Artigos de Jornal
Fazendo arqueologia em Salvador
No auge da repressão, no final dos anos 60, me exilei voluntariamente na
Itália e em Portugal aproveitando para fazer um doutorado. Nessa oportunidade
conheci toda a Europa. Já era um arquiteto e cada nova cidade era uma descoberta
e uma aula. Em Roma, Praga ou Paris aprendi que nenhuma cidade pode existir sem
um rio, um lago, um mar e arquiteturas de todos os tempos. Em Veneza e Amsterdam,
vagabundeando por suas ruelas, pensei comigo: esta é a condição que toda cidade
deve almejar: estar livre de carros, possuir um céu azul e poder se refletir nas
aguas tranquilas dos canais. Não alcançarei, mas algum dia todo tráfego urbano
será subterrâneo e as ruas devolvidas aos cidadãos.
Voltei algumas vezes à Europa e em cada oportunidade aproveito para rever um
beco, uma praça uma ponte ou uma fonte. Está tudo em seu lugar, ainda bem ! Mas
há sempre um novo museu, uma sala de concerto ou uma estação de metrô da melhor
arquitetura que espelha a antiga. Há um mês voltei à Itália para participar de
um seminário na Sardenha. Revi Milão, Turim, Roma e conheci Cagliari e algumas
vilas da ilha. O país está em crise econômica e politica, mas suas cidades têm
uma vida urbana impressionante e serviços públicos que funcionam. São milhares
de pessoas curtindo suas praças, suas ruas e pontes. Não apenas turistas, mas
casais jovens e velhos conversando em bancos públicos ou em torno de uma mesa
debaixo de um toldo para comer e beber civilizadamente pastas, queijos e vinhos
maravilhosos, como a nossa cozinha-afro e aperitivos. Os fast foods servem
apenas a turistas apressados, que não curtem nada, apenas fotografam.
Revejo a Salvador do final dos anos 60, quando fui a primeira vez à Europa. A
cidade ainda estava integra e o Inspetor Geral dos Monumentos Franceses, Michel
Parent, em relatório para a UNESCO afirmava que Salvador era uma cidade-de-arte
como Toledo e que havia um potencial turístico imenso nas cidades do Nordeste.

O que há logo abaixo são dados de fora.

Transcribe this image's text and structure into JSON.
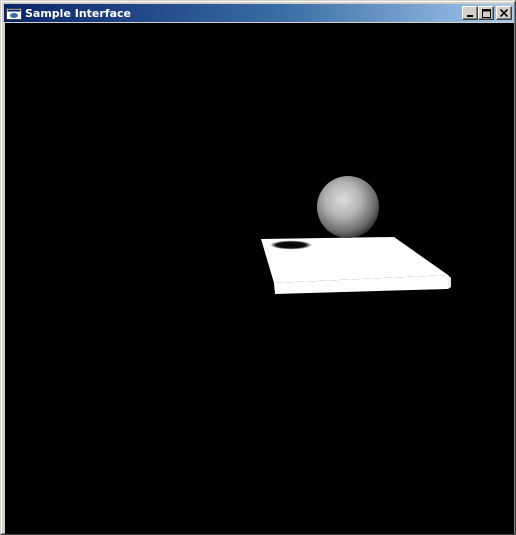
{
  "window": {
    "title": "Sample Interface",
    "icon": "app-window-icon",
    "controls": {
      "minimize_icon": "minimize-icon",
      "maximize_icon": "maximize-icon",
      "close_icon": "close-icon"
    },
    "colors": {
      "titlebar_start": "#0a246a",
      "titlebar_end": "#a6caf0",
      "client_background": "#000000"
    }
  },
  "scene": {
    "objects": [
      "sphere",
      "box",
      "shadow"
    ],
    "colors": {
      "box": "#ffffff",
      "sphere_highlight": "#d8d8d8",
      "sphere_shadow": "#3c3c3c",
      "shadow": "#1a1a1a"
    }
  }
}
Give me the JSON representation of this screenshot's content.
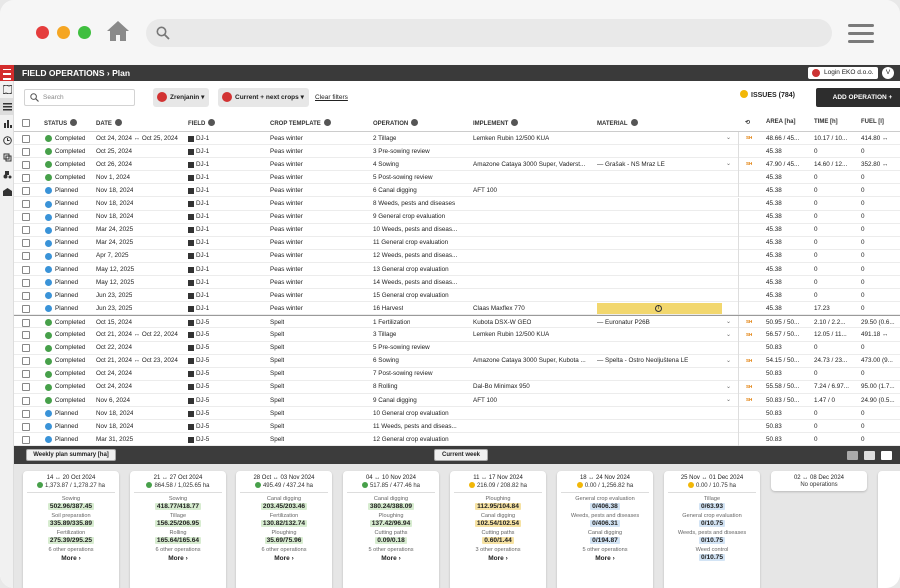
{
  "browser": {
    "dots": [
      "#e53d3d",
      "#f5a623",
      "#3fbf3f"
    ]
  },
  "app": {
    "section": "FIELD OPERATIONS",
    "page": "Plan",
    "login_label": "Login EKO d.o.o.",
    "avatar": "V"
  },
  "filters": {
    "search_placeholder": "Search",
    "region_chip": "Zrenjanin",
    "crop_chip": "Current + next crops",
    "clear": "Clear filters",
    "issues": "ISSUES (784)",
    "add": "ADD OPERATION +"
  },
  "columns": {
    "status": "STATUS",
    "date": "DATE",
    "field": "FIELD",
    "crop": "CROP TEMPLATE",
    "operation": "OPERATION",
    "implement": "IMPLEMENT",
    "material": "MATERIAL",
    "area": "AREA [ha]",
    "time": "TIME [h]",
    "fuel": "FUEL [l]"
  },
  "rows": [
    {
      "status": "Completed",
      "date": "Oct 24, 2024 ↔ Oct 25, 2024",
      "field": "DJ-1",
      "crop": "Peas winter",
      "op": "2  Tillage",
      "impl": "Lemken Rubin 12/500 KUA",
      "mat": "",
      "dd": "⌄",
      "sh": "SH",
      "area": "48.66 / 45...",
      "time": "10.17 / 10...",
      "fuel": "414.80 ↔"
    },
    {
      "status": "Completed",
      "date": "Oct 25, 2024",
      "field": "DJ-1",
      "crop": "Peas winter",
      "op": "3  Pre-sowing review",
      "impl": "",
      "mat": "",
      "dd": "",
      "sh": "",
      "area": "45.38",
      "time": "0",
      "fuel": "0"
    },
    {
      "status": "Completed",
      "date": "Oct 26, 2024",
      "field": "DJ-1",
      "crop": "Peas winter",
      "op": "4  Sowing",
      "impl": "Amazone Cataya 3000 Super, Vaderst...",
      "mat": "—  Grašak - NS Mraz LE",
      "dd": "⌄",
      "sh": "SH",
      "area": "47.90 / 45...",
      "time": "14.60 / 12...",
      "fuel": "352.80 ↔"
    },
    {
      "status": "Completed",
      "date": "Nov 1, 2024",
      "field": "DJ-1",
      "crop": "Peas winter",
      "op": "5  Post-sowing review",
      "impl": "",
      "mat": "",
      "dd": "",
      "sh": "",
      "area": "45.38",
      "time": "0",
      "fuel": "0"
    },
    {
      "status": "Planned",
      "date": "Nov 18, 2024",
      "field": "DJ-1",
      "crop": "Peas winter",
      "op": "6  Canal digging",
      "impl": "AFT 100",
      "mat": "",
      "dd": "",
      "sh": "",
      "area": "45.38",
      "time": "0",
      "fuel": "0"
    },
    {
      "status": "Planned",
      "date": "Nov 18, 2024",
      "field": "DJ-1",
      "crop": "Peas winter",
      "op": "8  Weeds, pests and diseases",
      "impl": "",
      "mat": "",
      "dd": "",
      "sh": "",
      "area": "45.38",
      "time": "0",
      "fuel": "0"
    },
    {
      "status": "Planned",
      "date": "Nov 18, 2024",
      "field": "DJ-1",
      "crop": "Peas winter",
      "op": "9  General crop evaluation",
      "impl": "",
      "mat": "",
      "dd": "",
      "sh": "",
      "area": "45.38",
      "time": "0",
      "fuel": "0"
    },
    {
      "status": "Planned",
      "date": "Mar 24, 2025",
      "field": "DJ-1",
      "crop": "Peas winter",
      "op": "10  Weeds, pests and diseas...",
      "impl": "",
      "mat": "",
      "dd": "",
      "sh": "",
      "area": "45.38",
      "time": "0",
      "fuel": "0"
    },
    {
      "status": "Planned",
      "date": "Mar 24, 2025",
      "field": "DJ-1",
      "crop": "Peas winter",
      "op": "11  General crop evaluation",
      "impl": "",
      "mat": "",
      "dd": "",
      "sh": "",
      "area": "45.38",
      "time": "0",
      "fuel": "0"
    },
    {
      "status": "Planned",
      "date": "Apr 7, 2025",
      "field": "DJ-1",
      "crop": "Peas winter",
      "op": "12  Weeds, pests and diseas...",
      "impl": "",
      "mat": "",
      "dd": "",
      "sh": "",
      "area": "45.38",
      "time": "0",
      "fuel": "0"
    },
    {
      "status": "Planned",
      "date": "May 12, 2025",
      "field": "DJ-1",
      "crop": "Peas winter",
      "op": "13  General crop evaluation",
      "impl": "",
      "mat": "",
      "dd": "",
      "sh": "",
      "area": "45.38",
      "time": "0",
      "fuel": "0"
    },
    {
      "status": "Planned",
      "date": "May 12, 2025",
      "field": "DJ-1",
      "crop": "Peas winter",
      "op": "14  Weeds, pests and diseas...",
      "impl": "",
      "mat": "",
      "dd": "",
      "sh": "",
      "area": "45.38",
      "time": "0",
      "fuel": "0"
    },
    {
      "status": "Planned",
      "date": "Jun 23, 2025",
      "field": "DJ-1",
      "crop": "Peas winter",
      "op": "15  General crop evaluation",
      "impl": "",
      "mat": "",
      "dd": "",
      "sh": "",
      "area": "45.38",
      "time": "0",
      "fuel": "0"
    },
    {
      "status": "Planned",
      "date": "Jun 23, 2025",
      "field": "DJ-1",
      "crop": "Peas winter",
      "op": "16  Harvest",
      "impl": "Claas Maxflex 770",
      "mat": "",
      "dd": "",
      "sh": "",
      "area": "45.38",
      "time": "17.23",
      "fuel": "0",
      "warn": true
    },
    {
      "status": "Completed",
      "date": "Oct 15, 2024",
      "field": "DJ-5",
      "crop": "Spelt",
      "op": "1  Fertilization",
      "impl": "Kubota DSX-W GEO",
      "mat": "—  Euronatur P26B",
      "dd": "⌄",
      "sh": "SH",
      "area": "50.95 / 50...",
      "time": "2.10 / 2.2...",
      "fuel": "29.50 (0.6...",
      "sep": true
    },
    {
      "status": "Completed",
      "date": "Oct 21, 2024 ↔ Oct 22, 2024",
      "field": "DJ-5",
      "crop": "Spelt",
      "op": "3  Tillage",
      "impl": "Lemken Rubin 12/500 KUA",
      "mat": "",
      "dd": "⌄",
      "sh": "SH",
      "area": "56.57 / 50...",
      "time": "12.05 / 11...",
      "fuel": "491.18 ↔"
    },
    {
      "status": "Completed",
      "date": "Oct 22, 2024",
      "field": "DJ-5",
      "crop": "Spelt",
      "op": "5  Pre-sowing review",
      "impl": "",
      "mat": "",
      "dd": "",
      "sh": "",
      "area": "50.83",
      "time": "0",
      "fuel": "0"
    },
    {
      "status": "Completed",
      "date": "Oct 21, 2024 ↔ Oct 23, 2024",
      "field": "DJ-5",
      "crop": "Spelt",
      "op": "6  Sowing",
      "impl": "Amazone Cataya 3000 Super, Kubota ...",
      "mat": "—  Spelta - Ostro Neoljuštena LE",
      "dd": "⌄",
      "sh": "SH",
      "area": "54.15 / 50...",
      "time": "24.73 / 23...",
      "fuel": "473.00 (9..."
    },
    {
      "status": "Completed",
      "date": "Oct 24, 2024",
      "field": "DJ-5",
      "crop": "Spelt",
      "op": "7  Post-sowing review",
      "impl": "",
      "mat": "",
      "dd": "",
      "sh": "",
      "area": "50.83",
      "time": "0",
      "fuel": "0"
    },
    {
      "status": "Completed",
      "date": "Oct 24, 2024",
      "field": "DJ-5",
      "crop": "Spelt",
      "op": "8  Rolling",
      "impl": "Dal-Bo Minimax 950",
      "mat": "",
      "dd": "⌄",
      "sh": "SH",
      "area": "55.58 / 50...",
      "time": "7.24 / 6.97...",
      "fuel": "95.00 (1.7..."
    },
    {
      "status": "Completed",
      "date": "Nov 6, 2024",
      "field": "DJ-5",
      "crop": "Spelt",
      "op": "9  Canal digging",
      "impl": "AFT 100",
      "mat": "",
      "dd": "⌄",
      "sh": "SH",
      "area": "50.83 / 50...",
      "time": "1.47 / 0",
      "fuel": "24.90 (0.5..."
    },
    {
      "status": "Planned",
      "date": "Nov 18, 2024",
      "field": "DJ-5",
      "crop": "Spelt",
      "op": "10  General crop evaluation",
      "impl": "",
      "mat": "",
      "dd": "",
      "sh": "",
      "area": "50.83",
      "time": "0",
      "fuel": "0"
    },
    {
      "status": "Planned",
      "date": "Nov 18, 2024",
      "field": "DJ-5",
      "crop": "Spelt",
      "op": "11  Weeds, pests and diseas...",
      "impl": "",
      "mat": "",
      "dd": "",
      "sh": "",
      "area": "50.83",
      "time": "0",
      "fuel": "0"
    },
    {
      "status": "Planned",
      "date": "Mar 31, 2025",
      "field": "DJ-5",
      "crop": "Spelt",
      "op": "12  General crop evaluation",
      "impl": "",
      "mat": "",
      "dd": "",
      "sh": "",
      "area": "50.83",
      "time": "0",
      "fuel": "0"
    }
  ],
  "summary": {
    "button": "Weekly plan summary [ha]",
    "current_week": "Current week",
    "more": "More ›"
  },
  "weeks": [
    {
      "range": "14 ↔ 20 Oct 2024",
      "total": "1,373.87 / 1,278.27 ha",
      "dot": "green",
      "ops": [
        [
          "Sowing",
          "502.96/387.45",
          "g"
        ],
        [
          "Soil preparation",
          "335.89/335.89",
          "g"
        ],
        [
          "Fertilization",
          "275.39/295.25",
          "g"
        ]
      ],
      "other": "6 other operations"
    },
    {
      "range": "21 ↔ 27 Oct 2024",
      "total": "864.58 / 1,025.65 ha",
      "dot": "green",
      "ops": [
        [
          "Sowing",
          "418.77/418.77",
          "g"
        ],
        [
          "Tillage",
          "156.25/206.95",
          "g"
        ],
        [
          "Rolling",
          "165.64/165.64",
          "g"
        ]
      ],
      "other": "6 other operations"
    },
    {
      "range": "28 Oct ↔ 03 Nov 2024",
      "total": "495.49 / 437.24 ha",
      "dot": "green",
      "ops": [
        [
          "Canal digging",
          "203.45/203.46",
          "g"
        ],
        [
          "Fertilization",
          "130.82/132.74",
          "g"
        ],
        [
          "Ploughing",
          "35.69/75.96",
          "g"
        ]
      ],
      "other": "6 other operations"
    },
    {
      "range": "04 ↔ 10 Nov 2024",
      "total": "517.85 / 477.46 ha",
      "dot": "green",
      "ops": [
        [
          "Canal digging",
          "380.24/388.09",
          "g"
        ],
        [
          "Ploughing",
          "137.42/96.94",
          "g"
        ],
        [
          "Cutting paths",
          "0.09/0.18",
          "g"
        ]
      ],
      "other": "5 other operations"
    },
    {
      "range": "11 ↔ 17 Nov 2024",
      "total": "216.09 / 208.82 ha",
      "dot": "yellow",
      "ops": [
        [
          "Ploughing",
          "112.95/104.84",
          "yl"
        ],
        [
          "Canal digging",
          "102.54/102.54",
          "yl"
        ],
        [
          "Cutting paths",
          "0.60/1.44",
          "yl"
        ]
      ],
      "other": "3 other operations"
    },
    {
      "range": "18 ↔ 24 Nov 2024",
      "total": "0.00 / 1,256.82 ha",
      "dot": "yellow",
      "ops": [
        [
          "General crop evaluation",
          "0/406.38",
          "b"
        ],
        [
          "Weeds, pests and diseases",
          "0/406.31",
          "b"
        ],
        [
          "Canal digging",
          "0/194.87",
          "b"
        ]
      ],
      "other": "5 other operations"
    },
    {
      "range": "25 Nov ↔ 01 Dec 2024",
      "total": "0.00 / 10.75 ha",
      "dot": "yellow",
      "ops": [
        [
          "Tillage",
          "0/63.93",
          "b"
        ],
        [
          "General crop evaluation",
          "0/10.75",
          "b"
        ],
        [
          "Weeds, pests and diseases",
          "0/10.75",
          "b"
        ],
        [
          "Weed control",
          "0/10.75",
          "b"
        ]
      ],
      "other": ""
    },
    {
      "range": "02 ↔ 08 Dec 2024",
      "total": "No operations",
      "dot": "",
      "ops": [],
      "other": ""
    }
  ]
}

Passados meio século, Salvador é uma cidade irreconhecível. Não me refiro só ao
chamado centro histórico esvaziado de seus valores humanos, sociais e
imateriais, mas a toda a cidade, sem céu nem mar, obstruídos por
torres-pardieiros paulistanos, “o avesso do avesso”, com seus traseiros
embandeirados de panos de bunda.
A “modernidade especulativa” destruiu o nosso diferencial turístico
transformando em ruina toda a Cidade Baixa, Saúde e Palma. Os nossos bairros
tradicionais foram destruídos pela introdução indiscriminada de serviços e
espigões. O Corredor da Vitória, de onde se via por entre viletas e jardins a
baia e Itaparica, foi emparedado por espigões de ocasião. Graça, Canela e Barris
com seus chalés e bangalôs já não existem como bairros. Os aprazíveis balneários
de Itapagipe, Rio Vermelho, Amaralina e Itapuã não têm vida social. Também
bairros populares, como a Liberdade, Pau Miúdo, Corta Braço e o Subúrbio
Ferroviário, de intensa vida social, foram sucateados.
Onde está o paisagismo elegante do Passeio Público, da Piedade e do Jardim da
Graça e os balaústres, mosaicos e obeliscos dos miramares do Largo do Teatro, da
Barra, do Farol e do Rio Vermelho, arquitetados pelo napolitano Felinto Santoro?
Foi tudo destruído pela incúria de nossos prefeitos para dar lugar a
formigueiros verticais e ao carro privado. Pouquíssimo restou da arquitetura do
Segundo Império, da eclética de Rossi Baptista e Felinto Santoro e da
modernista, de Diógenes Rebouças e Assis Reis. Do casario colonial só resta o
cenário vazio do Pelourinho.
Caminho hoje por uma Salvador irreconhecível, transformada em uma floresta de
concreto, sempre atento para não ser assaltado, narrando a arqueologia da cidade
para os meus filhos e netos: aqui era o bairro dos mercadores, ali dos
ferroviários, aqui existiu um rio, uma lagoa, um porto de saveiros, um jardim,
um chafariz, uma fábrica de tecidos. Salvador me faz lembrar a Nova York do
filme Planeta dos Macacos, cuja única coisa reconhecível era a estátua derrubada
da Liberdade. Em Salvador, depois da invasão dos gorilas predadores, restará
apenas o Elevador Lacerda arruinado, mas transformado em museu arqueológico. Não
sou um saudosista, senão um futurólogo angustiado.